A typical configuration look like this
(custom-set-variables '(package-archives (quote (("gnu" . "https://elpa.gnu.org/packages/") ("ox-odt" . "https://kjambunathan.github.io/elpa/")))))
In the ‘Packages’ buffer, packages from this archive show up as below
JabrefExportChicagoODF 1.2.2 ... Jabref Plugin for export to Chicago Manual of Style in OpenDocumentFormat ox-odt 22.214.171.1243 ... OpenDocument Text Exporter for Org Mode
Step 2: Install the export filter for list table in to HTML exporter
To overcome (2), add the following snippet to your .emacs
(with-eval-after-load 'ox-html (unless (featurep 'ox-odt) (require 'ox-odt)) (add-to-list 'org-export-filter-parse-tree-functions (defun org-html--translate-list-tables (tree backend info) (if (eq backend 'html) (org-odt--translate-list-tables tree backend info) tree))))
Step 3: Create a list table, and export it
To publish a HTML table that you saw in the challenge, create a following snippet, and export it.
#+ATTR_ODT: :list-table t - | / | < | > | | - | <l2> | <l1> | <l1> | <l8> | - - Day - Min Temp - Max Temp - Summary - ---------------- - Monday - 11C - 22C - 1. A clear day with lots of sunshine. 2. Late in the day, a strong breeze will bring down the temperatures. - ---------------- - Tuesday - 9C - 19C - 1. Cloudy with rain, across many northern regions. 2. Clear spells across most of Scotland and Northern Ireland, but rain reaching the far northwest.
The screenshot below summarizes the above steps in a nutshell. Note that I am running
EXWM , and the bottom-right window that displays the HTML table is indeed a native Firefox window.

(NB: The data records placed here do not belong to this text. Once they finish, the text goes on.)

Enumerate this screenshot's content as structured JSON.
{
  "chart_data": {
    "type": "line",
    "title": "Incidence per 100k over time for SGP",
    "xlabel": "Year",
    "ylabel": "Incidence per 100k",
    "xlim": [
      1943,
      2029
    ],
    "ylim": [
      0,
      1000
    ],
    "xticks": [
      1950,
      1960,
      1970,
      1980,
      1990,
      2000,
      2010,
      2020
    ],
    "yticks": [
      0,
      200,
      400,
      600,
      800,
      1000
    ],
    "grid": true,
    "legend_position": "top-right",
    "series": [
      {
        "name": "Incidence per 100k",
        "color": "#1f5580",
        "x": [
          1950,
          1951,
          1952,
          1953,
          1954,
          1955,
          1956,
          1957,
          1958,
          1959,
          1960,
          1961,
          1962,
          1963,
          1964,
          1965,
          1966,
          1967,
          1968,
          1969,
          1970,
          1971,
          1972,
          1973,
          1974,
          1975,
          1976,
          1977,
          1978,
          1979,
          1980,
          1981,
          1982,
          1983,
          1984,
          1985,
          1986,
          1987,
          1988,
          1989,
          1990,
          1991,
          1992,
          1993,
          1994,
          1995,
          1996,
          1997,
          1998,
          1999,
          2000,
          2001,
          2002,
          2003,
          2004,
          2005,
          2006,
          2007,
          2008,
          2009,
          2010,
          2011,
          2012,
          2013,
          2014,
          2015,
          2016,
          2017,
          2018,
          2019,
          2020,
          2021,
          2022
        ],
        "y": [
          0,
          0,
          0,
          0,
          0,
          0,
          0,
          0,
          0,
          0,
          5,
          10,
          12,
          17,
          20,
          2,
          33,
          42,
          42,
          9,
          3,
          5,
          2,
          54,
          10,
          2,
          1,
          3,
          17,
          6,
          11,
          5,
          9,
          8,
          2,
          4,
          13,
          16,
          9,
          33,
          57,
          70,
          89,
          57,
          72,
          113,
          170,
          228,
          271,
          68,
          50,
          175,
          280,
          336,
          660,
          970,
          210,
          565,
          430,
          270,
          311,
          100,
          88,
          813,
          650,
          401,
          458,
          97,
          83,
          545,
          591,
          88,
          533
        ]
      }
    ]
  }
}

Working with List Tables in a Nutshell
The HTML table matches the Org table. Specifically, the table header, row and column rules, are carried over. (My experiments suggests that) The column alignments also get carried over. However, the relative column widths are NOT getting carried over. The issue with column widths suggests the HTML export engine may require further changes to work with ODT backend’s list table export filter.
A list table is a life-saver for me. Publishing true-to-life tables from within Org mode is no more a tedious task. Instead it is a pleasurable one.
That said … the enhanced OpenDocument Text exporter looks interesting. It has many add-on features that are NOT available with standard Emacs.
According to What is New (OpenDocument Text Exporter for Emacs’ Org Mode), you can use the enhanced ODT exporter to
- produce ODT documents that contains Citations and Bibliography 
- apply custom styles through keywords 
Last but not the least, the enhanced ODT exporter not only has an online HTML manual, but also a Info manual. You can access the Info manual from within the
ELPA installation directory. In my case, I could access it with
C-u C-h i ~/.emacs.d/elpa/ox-odt-126.96.36.1996/docs/org-odt. In the screenshot above, you can see the
*info* node for
list table. The
Info manual contains images. In my decades of use, I have never seen a
Info manual with screenshots and images. Needless to say, I am very excited about the enhanced ODT exporter. I heartily recommend it.